Bu hukuki ayrım, boşanma sürecindeki her aşamada kritik bir rol oynar. 1 Ocak 2002 tarihi, sadece bir kanuni dönüm noktası değil, aynı zamanda mal rejimine ilişkin ispat yükü ve paylaşım ilkelerini kökten değiştiren bir “hukuki fay hattıdır.” Bu tarihin bilinmesi, bir davanın temel stratejisini baştan aşağı belirler ve potansiyel müvekkiller için hukuki danışmanlık alırken sunmaları gereken belgeler hakkında ilk ipuçlarını verir.

Edinilmiş Mallar ve Kişisel Mallar

Edinilmiş Mallara Katılma Rejimi, evlilikte edinilen malvarlığını iki ana gruba ayırır: edinilmiş mallar ve kişisel mallar . Bir malın hangi gruba girdiği, boşanma halinde paylaşıma tabi olup olmayacağını doğrudan belirler. Evliyken alınan evin hangi gruba dahil olduğu, davanın sonucunu doğrudan etkileyecektir.  

Edinilmiş Mallar

Edinilmiş mallar, her eşin mal rejiminin devamı süresince bir karşılık vererek elde ettiği malvarlığı değerleridir . Bu mallar, eşlerin ortak ekonomik hayatının bir ürünü olarak kabul edilir. Türk Medeni Kanunu’nun 219. maddesinde belirtilen edinilmiş mal örnekleri şunlardır:

  • Eşlerin çalışmasının karşılığı olan maaşlar ve diğer gelirler .
  • Sosyal güvenlik veya sosyal yardım kuruluşlarının yaptığı ödemeler .
  • Çalışma gücünün kaybı nedeniyle ödenen tazminatlar.  
  • Kişisel malların gelirleri, örneğin bir eşe miras kalan bir evin kira getirisi veya evlilik öncesi birikimden elde edilen faiz geliri . Bu önemli bir detaydır, çünkü malın kendisi kişisel olsa bile ondan elde edilen gelirler edinilmiş mal sayılır.  
  • Edinilmiş malların yerine geçen değerler, yani evlilik içinde edinilen bir malın satılıp yerine başka bir malın alınması .

Bu tanımlama, bir malın tek başına edinilmiş bir mal olmaktan öte, ondan elde edilen gelirlerin de edinilmiş mal sayıldığını göstermektedir. Bu hukuki prensip, bir evin kendisinin kişisel mal olsa bile, bu evin kira gelirlerinin ortak malvarlığına ekleneceği anlamına gelir. Bu nedenle, boşanma sürecinde paranın kaynağını ve hareketini titizlikle incelemek büyük önem taşır.  

Kişisel Mallar

Kişisel mallar, evlilikten önce sahip olunan veya evlilik sırasında herhangi bir karşılık ödemeksizin elde edilen malvarlıklarıdır . Bu mallar, evlilik birliğinin ortak emeğiyle kazanılmadığı için paylaşım dışı bırakılır. Türk Medeni Kanunu’nun 220. maddesine göre kişisel mal olarak kabul edilen başlıca varlıklar şunlardır:

  • Eşlerden birinin yalnızca kişisel kullanımına özgü olan eşyalar.  
  • Evliliğin başlangıcında bir eşe ait olan malvarlığı değerleri .
  • Miras veya bağış yoluyla bir eşe geçen mallar.  
  • Manevi tazminat alacakları.  
  • Kişisel malların yerine geçen değerler, örneğin miras kalan bir evin satılıp yerine başka bir evin alınması.  

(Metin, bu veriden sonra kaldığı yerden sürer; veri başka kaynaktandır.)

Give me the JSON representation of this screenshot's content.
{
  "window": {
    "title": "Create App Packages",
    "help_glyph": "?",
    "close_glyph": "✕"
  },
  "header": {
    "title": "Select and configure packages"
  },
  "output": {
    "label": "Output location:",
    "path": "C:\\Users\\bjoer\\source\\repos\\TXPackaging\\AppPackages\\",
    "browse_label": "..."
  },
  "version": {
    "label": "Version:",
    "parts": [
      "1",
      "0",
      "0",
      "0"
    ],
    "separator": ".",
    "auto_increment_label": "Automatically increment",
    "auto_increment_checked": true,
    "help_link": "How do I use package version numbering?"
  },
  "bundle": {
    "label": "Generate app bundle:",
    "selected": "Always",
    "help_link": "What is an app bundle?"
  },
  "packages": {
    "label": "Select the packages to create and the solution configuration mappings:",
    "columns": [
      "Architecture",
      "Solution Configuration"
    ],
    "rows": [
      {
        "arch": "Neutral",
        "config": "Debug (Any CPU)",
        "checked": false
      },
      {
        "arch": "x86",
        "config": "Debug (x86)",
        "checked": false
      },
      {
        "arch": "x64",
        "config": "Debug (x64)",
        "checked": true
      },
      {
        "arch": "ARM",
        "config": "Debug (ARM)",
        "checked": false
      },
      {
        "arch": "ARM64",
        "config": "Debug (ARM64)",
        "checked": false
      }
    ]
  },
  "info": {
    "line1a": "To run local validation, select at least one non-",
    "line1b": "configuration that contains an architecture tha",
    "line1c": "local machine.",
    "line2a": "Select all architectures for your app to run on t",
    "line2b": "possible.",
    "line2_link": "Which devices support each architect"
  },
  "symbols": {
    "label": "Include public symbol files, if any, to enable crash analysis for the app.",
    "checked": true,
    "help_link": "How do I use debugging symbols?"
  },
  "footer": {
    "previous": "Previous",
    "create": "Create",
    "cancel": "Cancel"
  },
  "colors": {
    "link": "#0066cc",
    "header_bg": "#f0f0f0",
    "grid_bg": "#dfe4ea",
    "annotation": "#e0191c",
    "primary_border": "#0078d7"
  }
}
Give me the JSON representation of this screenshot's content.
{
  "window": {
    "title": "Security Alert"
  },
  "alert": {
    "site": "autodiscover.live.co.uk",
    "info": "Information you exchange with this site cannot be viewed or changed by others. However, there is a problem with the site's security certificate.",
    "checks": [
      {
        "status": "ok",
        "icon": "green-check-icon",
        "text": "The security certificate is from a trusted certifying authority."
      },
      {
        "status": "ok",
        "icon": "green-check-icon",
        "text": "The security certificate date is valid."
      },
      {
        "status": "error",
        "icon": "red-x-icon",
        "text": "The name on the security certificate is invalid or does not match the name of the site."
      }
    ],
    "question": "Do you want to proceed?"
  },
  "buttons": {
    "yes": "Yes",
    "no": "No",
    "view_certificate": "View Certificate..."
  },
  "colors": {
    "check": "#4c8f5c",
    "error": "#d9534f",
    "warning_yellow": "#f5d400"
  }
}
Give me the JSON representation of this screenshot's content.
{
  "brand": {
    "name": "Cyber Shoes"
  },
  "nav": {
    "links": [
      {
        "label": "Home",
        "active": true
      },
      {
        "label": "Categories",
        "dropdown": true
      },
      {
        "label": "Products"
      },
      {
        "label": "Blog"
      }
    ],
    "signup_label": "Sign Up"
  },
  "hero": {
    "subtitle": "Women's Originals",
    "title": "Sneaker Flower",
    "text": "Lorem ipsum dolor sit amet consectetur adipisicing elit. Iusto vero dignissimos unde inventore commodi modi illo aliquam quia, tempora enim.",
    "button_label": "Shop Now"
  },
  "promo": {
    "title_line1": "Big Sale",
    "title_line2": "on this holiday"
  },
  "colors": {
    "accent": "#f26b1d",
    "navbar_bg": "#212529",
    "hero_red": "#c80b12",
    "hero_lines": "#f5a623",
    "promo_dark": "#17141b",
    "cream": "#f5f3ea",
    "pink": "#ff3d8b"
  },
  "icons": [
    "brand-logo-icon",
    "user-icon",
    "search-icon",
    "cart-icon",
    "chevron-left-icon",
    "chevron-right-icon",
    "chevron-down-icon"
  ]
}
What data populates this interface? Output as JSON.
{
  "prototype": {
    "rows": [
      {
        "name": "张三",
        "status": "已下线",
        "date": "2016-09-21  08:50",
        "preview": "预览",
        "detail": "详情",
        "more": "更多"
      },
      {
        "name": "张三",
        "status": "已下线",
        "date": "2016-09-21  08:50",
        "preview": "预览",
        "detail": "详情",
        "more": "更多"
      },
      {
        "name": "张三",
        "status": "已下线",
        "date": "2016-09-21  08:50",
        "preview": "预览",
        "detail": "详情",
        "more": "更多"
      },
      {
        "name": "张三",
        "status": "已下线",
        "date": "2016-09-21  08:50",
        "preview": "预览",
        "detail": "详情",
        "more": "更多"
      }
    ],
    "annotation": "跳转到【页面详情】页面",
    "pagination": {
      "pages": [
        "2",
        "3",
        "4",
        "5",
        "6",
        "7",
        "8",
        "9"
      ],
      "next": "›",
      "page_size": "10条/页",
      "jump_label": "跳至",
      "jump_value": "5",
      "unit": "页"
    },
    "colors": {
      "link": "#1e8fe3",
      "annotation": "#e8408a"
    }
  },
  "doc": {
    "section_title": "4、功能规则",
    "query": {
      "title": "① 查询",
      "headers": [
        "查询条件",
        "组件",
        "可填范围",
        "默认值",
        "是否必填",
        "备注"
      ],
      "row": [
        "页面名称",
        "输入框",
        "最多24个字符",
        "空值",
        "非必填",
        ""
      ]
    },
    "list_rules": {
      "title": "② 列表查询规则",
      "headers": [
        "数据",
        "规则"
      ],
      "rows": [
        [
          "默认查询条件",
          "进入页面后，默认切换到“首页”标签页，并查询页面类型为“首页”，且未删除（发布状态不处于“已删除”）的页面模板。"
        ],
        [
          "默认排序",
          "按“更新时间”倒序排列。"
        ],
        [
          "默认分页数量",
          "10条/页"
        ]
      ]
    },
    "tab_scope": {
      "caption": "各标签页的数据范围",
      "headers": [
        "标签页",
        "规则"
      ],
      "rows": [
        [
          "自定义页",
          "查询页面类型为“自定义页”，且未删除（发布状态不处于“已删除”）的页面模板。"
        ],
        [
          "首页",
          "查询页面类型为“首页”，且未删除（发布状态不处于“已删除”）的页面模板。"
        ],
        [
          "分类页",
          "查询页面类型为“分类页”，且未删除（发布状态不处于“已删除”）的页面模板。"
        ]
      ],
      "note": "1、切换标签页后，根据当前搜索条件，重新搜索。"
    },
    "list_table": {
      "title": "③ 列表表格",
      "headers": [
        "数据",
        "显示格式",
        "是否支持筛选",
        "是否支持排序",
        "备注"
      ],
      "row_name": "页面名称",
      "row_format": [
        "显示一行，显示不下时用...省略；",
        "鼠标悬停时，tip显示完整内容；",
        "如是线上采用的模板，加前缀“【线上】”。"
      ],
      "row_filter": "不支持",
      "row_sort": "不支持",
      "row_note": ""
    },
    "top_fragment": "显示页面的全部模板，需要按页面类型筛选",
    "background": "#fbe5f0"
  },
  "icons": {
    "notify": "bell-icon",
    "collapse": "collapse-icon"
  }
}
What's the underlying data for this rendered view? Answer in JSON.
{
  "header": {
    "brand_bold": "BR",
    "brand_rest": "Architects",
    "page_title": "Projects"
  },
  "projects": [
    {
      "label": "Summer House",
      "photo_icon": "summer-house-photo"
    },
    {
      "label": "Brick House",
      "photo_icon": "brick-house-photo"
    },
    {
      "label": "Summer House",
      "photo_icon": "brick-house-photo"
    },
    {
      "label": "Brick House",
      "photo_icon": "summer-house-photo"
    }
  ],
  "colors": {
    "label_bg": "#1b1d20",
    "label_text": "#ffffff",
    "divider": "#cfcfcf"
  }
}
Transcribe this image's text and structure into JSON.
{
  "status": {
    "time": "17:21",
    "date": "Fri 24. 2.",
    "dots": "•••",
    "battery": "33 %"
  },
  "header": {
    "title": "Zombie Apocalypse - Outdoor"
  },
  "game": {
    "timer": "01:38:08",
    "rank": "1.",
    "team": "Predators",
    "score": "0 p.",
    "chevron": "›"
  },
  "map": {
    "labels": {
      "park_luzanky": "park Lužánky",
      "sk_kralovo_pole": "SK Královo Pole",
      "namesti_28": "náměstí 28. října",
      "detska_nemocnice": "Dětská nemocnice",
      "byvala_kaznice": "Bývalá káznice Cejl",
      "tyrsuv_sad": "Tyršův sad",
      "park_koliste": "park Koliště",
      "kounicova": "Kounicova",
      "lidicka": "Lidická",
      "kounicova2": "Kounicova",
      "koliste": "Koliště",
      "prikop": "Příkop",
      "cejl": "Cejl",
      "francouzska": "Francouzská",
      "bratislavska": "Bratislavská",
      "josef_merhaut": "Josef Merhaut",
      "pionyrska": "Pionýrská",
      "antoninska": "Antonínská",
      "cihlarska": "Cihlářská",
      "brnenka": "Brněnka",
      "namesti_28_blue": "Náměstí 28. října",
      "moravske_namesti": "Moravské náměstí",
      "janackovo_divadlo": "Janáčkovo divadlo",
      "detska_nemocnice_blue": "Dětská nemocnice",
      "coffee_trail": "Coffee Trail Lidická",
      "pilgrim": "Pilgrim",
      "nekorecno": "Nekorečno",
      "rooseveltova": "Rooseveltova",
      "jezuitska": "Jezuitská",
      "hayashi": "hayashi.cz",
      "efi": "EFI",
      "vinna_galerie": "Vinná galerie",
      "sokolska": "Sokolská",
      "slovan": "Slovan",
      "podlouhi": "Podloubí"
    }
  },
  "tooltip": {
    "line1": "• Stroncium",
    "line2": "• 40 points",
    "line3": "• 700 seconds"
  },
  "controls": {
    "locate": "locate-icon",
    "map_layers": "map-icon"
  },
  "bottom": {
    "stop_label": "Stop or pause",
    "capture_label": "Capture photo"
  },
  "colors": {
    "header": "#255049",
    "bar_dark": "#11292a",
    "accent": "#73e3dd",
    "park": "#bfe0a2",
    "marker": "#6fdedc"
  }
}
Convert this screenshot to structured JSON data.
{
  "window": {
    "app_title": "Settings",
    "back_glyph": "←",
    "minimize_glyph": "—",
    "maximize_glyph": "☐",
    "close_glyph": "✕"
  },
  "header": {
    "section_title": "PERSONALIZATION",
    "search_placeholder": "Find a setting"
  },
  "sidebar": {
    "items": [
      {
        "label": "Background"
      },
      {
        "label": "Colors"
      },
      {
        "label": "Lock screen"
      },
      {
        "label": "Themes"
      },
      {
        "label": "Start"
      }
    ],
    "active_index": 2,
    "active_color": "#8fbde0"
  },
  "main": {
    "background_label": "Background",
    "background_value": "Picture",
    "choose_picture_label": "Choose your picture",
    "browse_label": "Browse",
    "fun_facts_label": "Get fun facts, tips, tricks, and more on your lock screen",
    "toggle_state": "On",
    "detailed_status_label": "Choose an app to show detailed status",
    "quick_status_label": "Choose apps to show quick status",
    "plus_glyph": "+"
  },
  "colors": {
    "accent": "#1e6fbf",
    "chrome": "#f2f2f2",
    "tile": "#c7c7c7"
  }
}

Bir malın kişisel mi yoksa edinilmiş mi olduğu, boşanmada mal paylaşımının en temel ve en tartışmalı konusudur. Evliyken alınan ev boşanınca kimin olur? sorusunun yanıtı, doğrudan bu ayrımın nasıl yapılacağına bağlıdır. Bu ayrım, ispat yüküyle birleştiğinde stratejik bir risk taşıyabilir. Bir eşin, kişisel malından elde ettiği geliri veya kişisel malıyla birikim yaptığını kanıtlayamaması durumunda (örneğin banka hesap dökümleri olmadan), bu birikimle aldığı malvarlığı edinilmiş mal kabul edilebilir. Bu, hukuki sürecin sadece yasalara değil, aynı zamanda belgelendirme ve ispat kabiliyetine de dayandığını gösterir . Bu noktada doğru delillerin toplanması ve sunulması için avukat yardımı elzemdir.  

Boşanmada Evin Paylaşımı

Evliyken alınan evin boşanmada kime kalacağı, evin edinme şekline, kaynağına ve bu süreçteki diğer hukuki durumlara göre değişiklik gösterir.

Senaryo 1: Evlilik İçinde Ortak Gelirle Alınan Ev

Eşlerin evlilik süresince çalışarak kazandığı maaşlarla veya ortak birikimlerle (edinilmiş mal) alınan bir ev, mal rejiminin tasfiyesinde ortak mal sayılır. Bu durumda, evin tapu kaydının hangi eşin adına olduğu önem taşımaz; evliyken alınan ev, Edinilmiş Mallara Katılma Rejimi’ne göre artık değere dahil edilerek eşler arasında eşit (yarı yarıya) paylaştırılır .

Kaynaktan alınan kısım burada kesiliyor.